The brands themselves also need to adapt to these new customers. There, the challenge is how much adaptation is possible without diluting the brand: a balancing act between emerging market demand and old-world supply. Godart points to the story of Berluti, an Italian men’s shoe-maker whose classic shoes with laces just weren’t making an impression in the sands of the Middle East.
“The distributor in the region (Dubai-based Chalhoub Group) worked with Berluti to create a sandal,” explains Godart. “At first it was a challenge because the first model showed only two toes, which in this region is considered a model for women, and men weren’t buying it. So Berluti made a model with more toes showing and it has been successful. This was a company that didn’t make sandals until it entered the Middle Eastern market.” Today, those popular sandals start at 780 euros per pair.
Tradition out of fashion?
This also speaks to merging fashion with tradition. The Cultural Revolution stripped away national Chinese dress from quotidian life, and created some pent-up demand for colours and style in the process, but in the Middle East, the abaya is still very much in evidence and can sometimes cover up thousands of dollars worth of Dior.
“The German philosopher Friedrich Nietzsche said ‘You have fashion when tradition disappears and perhaps in China this is true, but in other places you have a mix of tradition and modernity,” Godart explains. “In the Middle East you have the distinction between public space and private space. Fashion will be expressed in the private space, with family and close friends. That’s also why accessories are very important in the Middle East: they are ‘external’. Handbags and sunglasses, for example, can be a public statement without interfering with tradition.”
It’s not just the individual consumer in these markets who are buying luxury goods. The economic crisis – which has cut into the number of Western customers able to spend 5,000 euros on a Birkin bag – has meant the valuation of the luxury companies themselves has dropped. That’s led to consolidation and acquisitions.
China’s largest heavy industry group, Shandong, bought 75 percent of the world’s largest builder of luxury yachts earlier this year for 178 million euros. Ferretti had gone bankrupt in 2008 when its sales plunged during the financial crisis. A Chinese and Hong Kong investment group bought 80 percent of France’s Sonia Rykiel fashion house. Hermès, while fending off market moves by LVMH, entered a joint venture with the Chinese designer behind the Shang Xia brand that creates an old-fashioned pre-Maoist lifestyle and is set to open its first shop in Paris soon.
Revivals and the future
“The Chinese are in a position to revive old names that were around in the luxury world a hundred years ago,” opines Godart. “They could also create new brands, such as Shang Xia, but it takes time for a brand to mature into real luxury – maybe 25 years, though everything is moving faster these days.”
At least in China, the domestic market is so big and vibrant that even local luxury start-ups are likely to succeed…even more so if they are produced in Italy or France.

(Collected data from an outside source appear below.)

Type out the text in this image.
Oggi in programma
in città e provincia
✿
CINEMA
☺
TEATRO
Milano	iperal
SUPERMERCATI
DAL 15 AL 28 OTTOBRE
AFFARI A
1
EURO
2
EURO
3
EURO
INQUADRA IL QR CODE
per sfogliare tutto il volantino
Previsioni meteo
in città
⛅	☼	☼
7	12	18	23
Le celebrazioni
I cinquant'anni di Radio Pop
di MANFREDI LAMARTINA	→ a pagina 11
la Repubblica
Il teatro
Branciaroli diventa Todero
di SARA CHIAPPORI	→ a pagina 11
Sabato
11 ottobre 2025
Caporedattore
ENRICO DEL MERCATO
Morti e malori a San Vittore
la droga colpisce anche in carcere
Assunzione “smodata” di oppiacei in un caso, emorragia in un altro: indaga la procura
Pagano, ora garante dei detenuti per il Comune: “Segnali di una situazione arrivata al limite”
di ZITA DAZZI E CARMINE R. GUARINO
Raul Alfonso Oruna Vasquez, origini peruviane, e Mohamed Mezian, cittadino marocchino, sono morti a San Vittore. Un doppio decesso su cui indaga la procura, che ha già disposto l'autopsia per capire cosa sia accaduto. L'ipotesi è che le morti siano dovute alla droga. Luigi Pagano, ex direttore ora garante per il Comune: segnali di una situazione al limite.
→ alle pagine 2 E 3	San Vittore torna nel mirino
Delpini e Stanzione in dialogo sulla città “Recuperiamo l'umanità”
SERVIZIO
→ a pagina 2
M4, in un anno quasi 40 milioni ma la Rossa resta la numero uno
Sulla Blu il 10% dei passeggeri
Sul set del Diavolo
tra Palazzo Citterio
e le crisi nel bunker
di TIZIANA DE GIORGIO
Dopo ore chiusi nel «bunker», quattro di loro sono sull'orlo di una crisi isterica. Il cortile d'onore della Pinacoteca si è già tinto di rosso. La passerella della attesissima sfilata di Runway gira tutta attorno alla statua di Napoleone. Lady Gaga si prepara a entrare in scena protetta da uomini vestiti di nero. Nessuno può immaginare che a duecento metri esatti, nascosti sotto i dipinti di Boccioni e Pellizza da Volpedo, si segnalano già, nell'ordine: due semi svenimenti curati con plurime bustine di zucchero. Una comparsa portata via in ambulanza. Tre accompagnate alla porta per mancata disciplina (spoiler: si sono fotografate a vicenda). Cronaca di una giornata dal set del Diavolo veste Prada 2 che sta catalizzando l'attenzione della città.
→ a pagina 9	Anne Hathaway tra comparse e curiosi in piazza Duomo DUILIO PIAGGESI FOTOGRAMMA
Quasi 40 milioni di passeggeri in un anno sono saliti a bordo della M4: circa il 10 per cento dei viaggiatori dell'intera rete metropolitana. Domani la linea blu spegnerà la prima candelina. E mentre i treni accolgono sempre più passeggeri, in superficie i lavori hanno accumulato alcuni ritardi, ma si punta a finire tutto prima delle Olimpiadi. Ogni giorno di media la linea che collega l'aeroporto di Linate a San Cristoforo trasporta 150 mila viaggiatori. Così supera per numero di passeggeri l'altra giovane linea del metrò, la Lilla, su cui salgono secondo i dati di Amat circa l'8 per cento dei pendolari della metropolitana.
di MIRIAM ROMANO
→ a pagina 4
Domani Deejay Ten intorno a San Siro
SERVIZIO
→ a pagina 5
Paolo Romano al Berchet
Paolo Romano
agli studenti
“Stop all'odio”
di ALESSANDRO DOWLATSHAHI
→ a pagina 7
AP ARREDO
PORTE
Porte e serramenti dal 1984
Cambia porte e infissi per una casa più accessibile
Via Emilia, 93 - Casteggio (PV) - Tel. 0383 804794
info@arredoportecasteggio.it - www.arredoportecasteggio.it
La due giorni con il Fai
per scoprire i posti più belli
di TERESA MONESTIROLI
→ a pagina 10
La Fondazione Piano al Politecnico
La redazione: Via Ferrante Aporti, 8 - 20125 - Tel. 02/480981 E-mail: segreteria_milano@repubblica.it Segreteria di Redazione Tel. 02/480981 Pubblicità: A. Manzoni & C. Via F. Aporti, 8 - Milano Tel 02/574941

This consolidation is at the root of Prada’s decision to list in Hong Kong rather than in Europe, after years of wavering about the timing, location and pricing of an IPO. Industry analysts say the European debt crisis could mean more luxury brands go to Chinese buyers seeking direct foreign investment in Europe at attractive prices.
But the driving force behind all this is something more profound, Godart believes. “The fact that societies outside the West want these products is a sign that these societies are becoming more equal,” he explains. “Ironically, today when you think ‘luxury,’ you think ‘equality’.”
Frédéric Godart is Assistant Professor of Organisational Behaviour at INSEAD.